Monday, September 27, 2010
Two films we abandoned
Started and abandoned two movies last night, for two different reasons. First tried "You Kill Me," a supposed mob comedy with a fairly elite cast (Ben Kingsley stars) - alcoholic mob enforcer in Buffalo screws up a job and the boss sends him to SF to dry out. Why San Francisco, he asks? Because I said so, boss replies, and that's about the level of dialog and credibility. Nothing (in the first half-hour) was believable in any way - it was just a script writer's lark, some guys trying to latch on to success of other mob comedies that actually had some wit and some characters you could believe in for 2 hours or even 20 seconds. Finally gave up when Kingsley takes a job in a funeral parlor (have we ever seen that before?) and comes on to a client maybe a third his age and she's pleased about that. A Hollywood, and the aged male titans of the realm!

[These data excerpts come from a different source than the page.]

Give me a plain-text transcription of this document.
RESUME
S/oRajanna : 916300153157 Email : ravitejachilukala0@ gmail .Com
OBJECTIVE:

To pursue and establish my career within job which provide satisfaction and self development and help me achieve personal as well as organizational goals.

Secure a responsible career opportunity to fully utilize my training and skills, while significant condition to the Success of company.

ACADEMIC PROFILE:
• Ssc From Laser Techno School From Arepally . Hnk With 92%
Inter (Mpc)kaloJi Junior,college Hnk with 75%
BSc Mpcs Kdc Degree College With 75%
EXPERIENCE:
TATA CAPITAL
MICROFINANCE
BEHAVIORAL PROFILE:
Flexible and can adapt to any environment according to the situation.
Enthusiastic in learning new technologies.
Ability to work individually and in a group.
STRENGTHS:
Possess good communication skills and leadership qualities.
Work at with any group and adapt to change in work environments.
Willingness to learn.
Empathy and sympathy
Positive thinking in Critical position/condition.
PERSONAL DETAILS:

Second we started is the somewhat renowned Cleo from 5 to 7, Agnes Varda's best-known film, circa 1960. It's actually fun to watch some of the great sequences of Cleo walking along the streets of Paris, looking great (she's a pop star) as Paris looks poor and dirty, as it did then still recovering from the war. Varda's camera follows her in long takes, shot from above, to a jazzy soundtrack (also some Bizet?). Compared with movies of its era, it's much more documentary in look, filmed on location, almost improvisational at times, lots of rough edges, shot as if in real time (two hours), and focused on the woman's POV by a woman director - and yet, today, after a half-hour, it seemed tedious, the wit highly dated, the tension flaccid - an important film of its day and worth watching if you have a lot of time and patience, but not a film that stands up well today, sadly.

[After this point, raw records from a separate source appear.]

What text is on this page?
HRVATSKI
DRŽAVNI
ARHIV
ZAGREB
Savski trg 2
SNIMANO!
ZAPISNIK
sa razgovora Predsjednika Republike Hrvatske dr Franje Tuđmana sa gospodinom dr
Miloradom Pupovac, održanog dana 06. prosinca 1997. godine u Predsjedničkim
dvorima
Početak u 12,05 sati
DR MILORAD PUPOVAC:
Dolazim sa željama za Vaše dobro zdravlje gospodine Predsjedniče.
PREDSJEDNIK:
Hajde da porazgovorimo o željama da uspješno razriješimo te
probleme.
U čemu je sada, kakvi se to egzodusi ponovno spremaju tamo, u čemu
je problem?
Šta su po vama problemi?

Sunday, September 26, 2010
A nearly great and nearly completely ignored movie: Lantana
"Lanatana" is a movie too good, too quiet, and too true to really ever find its deserved audience - makes you sick. This Australian film is one of those multiple point of view, several strands to the story, you're not clear how or if the strands will intersect, then ultimately the whole design become clear to you. LA Confidential did this well years ago; Crash won an Oscar for this a few years back, and I thought it was a pretentious, phony piece of crap (though I do like Thandi Newton, who doesn't?). Lanatana was low budget, and so much smarter than Crash and its ilk - following the story of a cop (Anthony LaPaglia) as he embarks on an affair and puts his marriage at risk, a psychiatrist (Barbara Hershey) who's grieving the death of her daughter and worried about the state of her marriage), a single woman (seductress, separated, dangerous), a young couple (stressed, tempestuous, sweet), a gay man (patient of Hershey's, comabative), a few others. The movie's so smart that it sets out some clues that each of the 4 of us watching thought we were following - we said, come on, this is so obvious, we thought the movie was heading toward trightness - then it surprised us in a lot of ways - and unlike so many movies and TV series with "surprises," these were all credible and in character. And the film also has a serious dramatic dimension. Yes, it's about a murder investigation (we see the body in the first frames), but it's truly about people coming to terms with marriage and trust and faith and infidelity. My only quibble really is the relentless jazzy mood music (I think Crash had this, too - why?). Otherwise a near-great and nearly completely ignored movie.
Saturday, September 4, 2010
Why "Mother" is a great movie
"Mother" is a hugely powerful and totally engrossing Korean movie and though I'm not sure, I'll have to check this out, I believe the writer-director must also be the force behind the equally great (maybe superior) film Oasis. Mother is in many ways a conventional crime & punishment story - young man with significant mental disabilities (retardation, at the least) is accused of murdering a young woman and is clearly unable to defend himself in any way. His way over-involved mother, an impoverished vendor of herbs and unlicensed acupuncturist, takes up the case and investigates the facts to try to prove her son's innocence. I will not reveal any spoilers here for all should see this film. At times, the investigation does fall prey to the movie convention of many unlikely clues and hints falling easily into the hands of the investigator - though it does stay on the near side of credibility - unlike the utterly ridiculous plotting of Dragon Tattoo, for example. But more than the mechanism of the plot, it's a great movie because of its exploration of characters and relationships, especially that of the boy and his mother, and because of the mother's gradual and surprising awakening as the movie progresses. Great movies (and novels) are about crisis, collision of forces, leading to growth, change, knowledge - and this is the epitome. Could it be remade as an American movie, and (sad to say) find the audience it deserves? Possibly, though a big part of its beauty is its exploration of a Korean culture, poor, gritty, uneducated, that we in America never anticipate and don't often see.